Monday, April 22, 2019

Transcendency of trains

Even before you can discern the purpose of this stamp, the sparkling blue and brilliant red of its features, fenced by a geometric arch, fetch the heart!  The Høhe Tåstrup Station commemorated in by Denmark in 1986 is a train station 15KM from Copenhagen. Train stations across the world have done well by the architects that design them. In turn, we who visit — from us train-impoverished American tourists from the land of automobiles, to the European and Asian commuters for whom such spaces are literally quotidian — can’t help but be flagged and found illuminated by those high ceilings, transcendent light, and urgent pace. Transcendenthas facets of definition – it means several things, but the version I call on is that “of God, existing apart from and not subject to the limitations of the material universe.”
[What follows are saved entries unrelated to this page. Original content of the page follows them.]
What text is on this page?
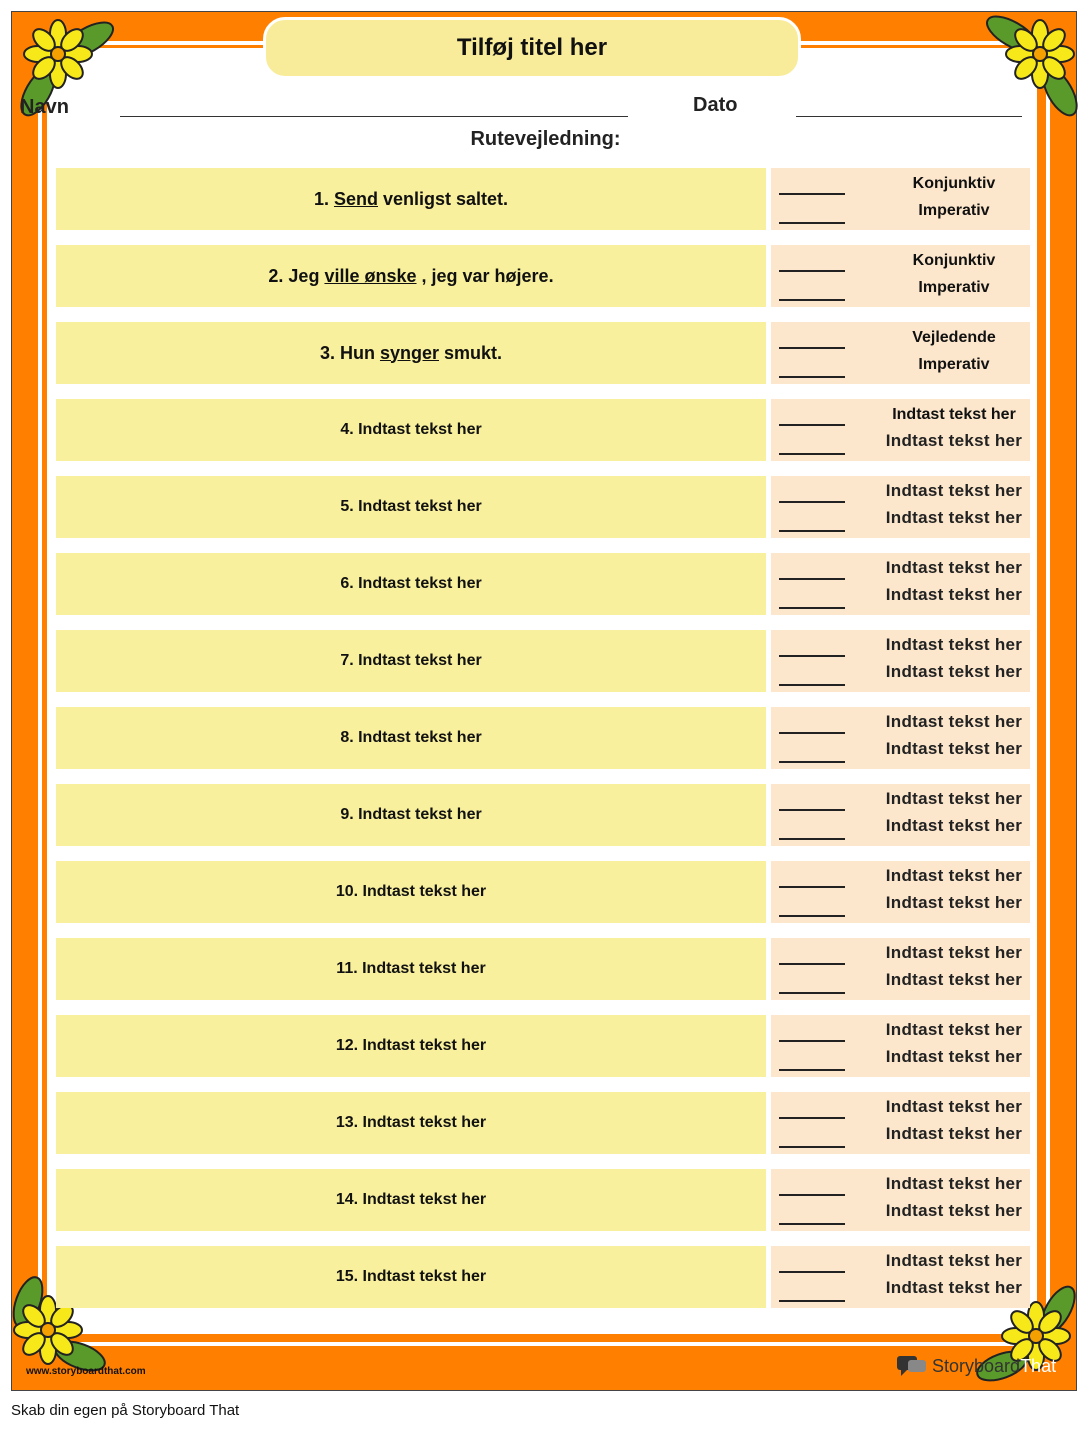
Tilføj titel her
Navn	Dato
Rutevejledning:
1.
Send venligst saltet.
Konjunktiv
Imperativ
2. Jeg ville ønske , jeg var højere.
Konjunktiv
Imperativ
3. Hun synger smukt.
Vejledende
Imperativ
4. Indtast tekst her
Indtast tekst her
Indtast tekst her
5. Indtast tekst her
Indtast tekst her
Indtast tekst her
6. Indtast tekst her
Indtast tekst her
Indtast tekst her
7. Indtast tekst her
Indtast tekst her
Indtast tekst her
8. Indtast tekst her
Indtast tekst her
Indtast tekst her
9. Indtast tekst her
Indtast tekst her
Indtast tekst her
10. Indtast tekst her
Indtast tekst her
Indtast tekst her
11. Indtast tekst her
Indtast tekst her
Indtast tekst her
12. Indtast tekst her
Indtast tekst her
Indtast tekst her
13. Indtast tekst her
Indtast tekst her
Indtast tekst her
14. Indtast tekst her
Indtast tekst her
Indtast tekst her
15. Indtast tekst her
Indtast tekst her
Indtast tekst her
www.storyboardthat.com	Storyboard That
Skab din egen på Storyboard That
Stepping from the train station onto the train is a portal into yet more expansive moments. I dwell on rich memories of train riding across Europe for work in earlier chapters of my life, with the sweetest feelings of independence, perspective, and gratitude unfolding in my heart as the landscape rolled out the window. Several weeks ago we had the joy of watching our 15month old experience and voice this same exhilaration, as we sped across a short span of Norway’s landscape — her chirps and chippers exactly in tune with the joyful child in our all of our train-appreciating hearts.